Summer is here. Company is arriving. It’s time to face the music.
Not only won’t we have a full boardwalk this summer, it also appears that we won’t have one next summer, either. It is clear that we need a temporary fix—a bridge between now and when construction begins in the fall of 2023.
Town officials continue to publicly float a “Hail Mary” scenario that expedites the federal and state permit process and gets the project back on schedule for completion before next summer. But that isn’t very likely.
First, there’s the matter of the comprehensive US Army Corps of Engineers review, called a Section 106. The town is hiring a consultant to shepherd that process and the proposed contract has an end date of April 2023. An official with the regional USACE office confirmed that it has more than 1,000 reviews pending. It’s hard to imagine that the Sandwich application—when it comes—will move to the head of the line.
Second, the town’s longtime boardwalk consultant, GEI, has a timeline that shows the start date pushed back until fall 2023.
Third, the window is closing to bid this project for a start date this fall, if it hasn’t closed already. Given manpower shortages everywhere, finding a marine contractor now would be difficult—and likely very costly.
And if the town tries the risky strategy of bidding the project without all permits (a possibility raised by both the town manager and assistant town manager), what reputable contractor would go for that when there’s so many legitimate shovel-ready projects out there?
We are now four years removed from the Town Meeting vote that authorized a new Sandwich Boardwalk. And as selectman Patrick Ellis recently pointed out, the project is seriously over budget and is eating through the $500,000 siphoned from the DPW portion of the 2018 warrant article.
The new town hall and the center for active living, both approved the year after the boardwalk project, will be open for business long before the boardwalk breaks ground.
It is time to stop pretending that all is well and face the fact that we need a short-term fix—a bridge to the new boardwalk. That means patching a 220-foot gap between the portions the town has deemed safe and useable.

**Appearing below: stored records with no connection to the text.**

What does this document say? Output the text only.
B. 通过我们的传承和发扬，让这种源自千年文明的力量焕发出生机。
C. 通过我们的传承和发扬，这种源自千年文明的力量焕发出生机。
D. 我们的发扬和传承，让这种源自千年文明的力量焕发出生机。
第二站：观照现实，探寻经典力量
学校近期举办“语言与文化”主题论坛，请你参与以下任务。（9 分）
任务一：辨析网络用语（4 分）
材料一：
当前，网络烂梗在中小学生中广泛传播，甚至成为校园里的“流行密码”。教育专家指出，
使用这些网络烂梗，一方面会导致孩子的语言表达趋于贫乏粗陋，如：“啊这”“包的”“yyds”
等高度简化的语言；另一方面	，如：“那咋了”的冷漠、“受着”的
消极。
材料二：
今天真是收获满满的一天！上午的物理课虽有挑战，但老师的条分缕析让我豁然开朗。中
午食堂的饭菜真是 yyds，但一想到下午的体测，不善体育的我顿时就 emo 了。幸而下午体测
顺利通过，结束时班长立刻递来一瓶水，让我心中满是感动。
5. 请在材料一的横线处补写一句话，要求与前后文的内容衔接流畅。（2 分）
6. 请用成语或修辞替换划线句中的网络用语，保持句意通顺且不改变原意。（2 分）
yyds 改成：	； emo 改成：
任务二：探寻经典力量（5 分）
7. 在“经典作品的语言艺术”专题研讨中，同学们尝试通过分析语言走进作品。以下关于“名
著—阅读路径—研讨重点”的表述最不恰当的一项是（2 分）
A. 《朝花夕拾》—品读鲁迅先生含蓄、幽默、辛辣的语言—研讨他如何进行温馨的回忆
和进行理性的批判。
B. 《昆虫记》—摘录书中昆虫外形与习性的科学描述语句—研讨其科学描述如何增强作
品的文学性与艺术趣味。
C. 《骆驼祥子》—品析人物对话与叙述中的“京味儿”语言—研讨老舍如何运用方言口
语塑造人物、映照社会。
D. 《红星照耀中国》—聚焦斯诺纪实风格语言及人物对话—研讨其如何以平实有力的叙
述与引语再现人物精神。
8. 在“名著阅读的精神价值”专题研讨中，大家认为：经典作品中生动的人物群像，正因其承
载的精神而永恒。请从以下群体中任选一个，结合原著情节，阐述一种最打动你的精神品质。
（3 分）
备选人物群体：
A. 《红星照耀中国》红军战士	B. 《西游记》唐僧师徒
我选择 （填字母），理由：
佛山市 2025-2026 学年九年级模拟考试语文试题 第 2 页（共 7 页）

Here’s a suggestion: earmark parking fees from the Boardwalk Road, Town Neck and First Beach lots. In 2020, the town collected more than $172,000 in parking fees from them. If necessary, pump in some of that “free cash” the selectmen seem to have lying around for pet projects, like the $750,000 diverted last year into finishing the new town hall.
Let’s be clear: town department heads don’t want to fuss with temporary repairs, so they’ve made that prospect as unattractive as possible.
Townspeople should make it equally clear that two years without a boardwalk—or maybe longer, given the Army Corps backlog—is an even more unattractive proposition. Who runs this town, anyway?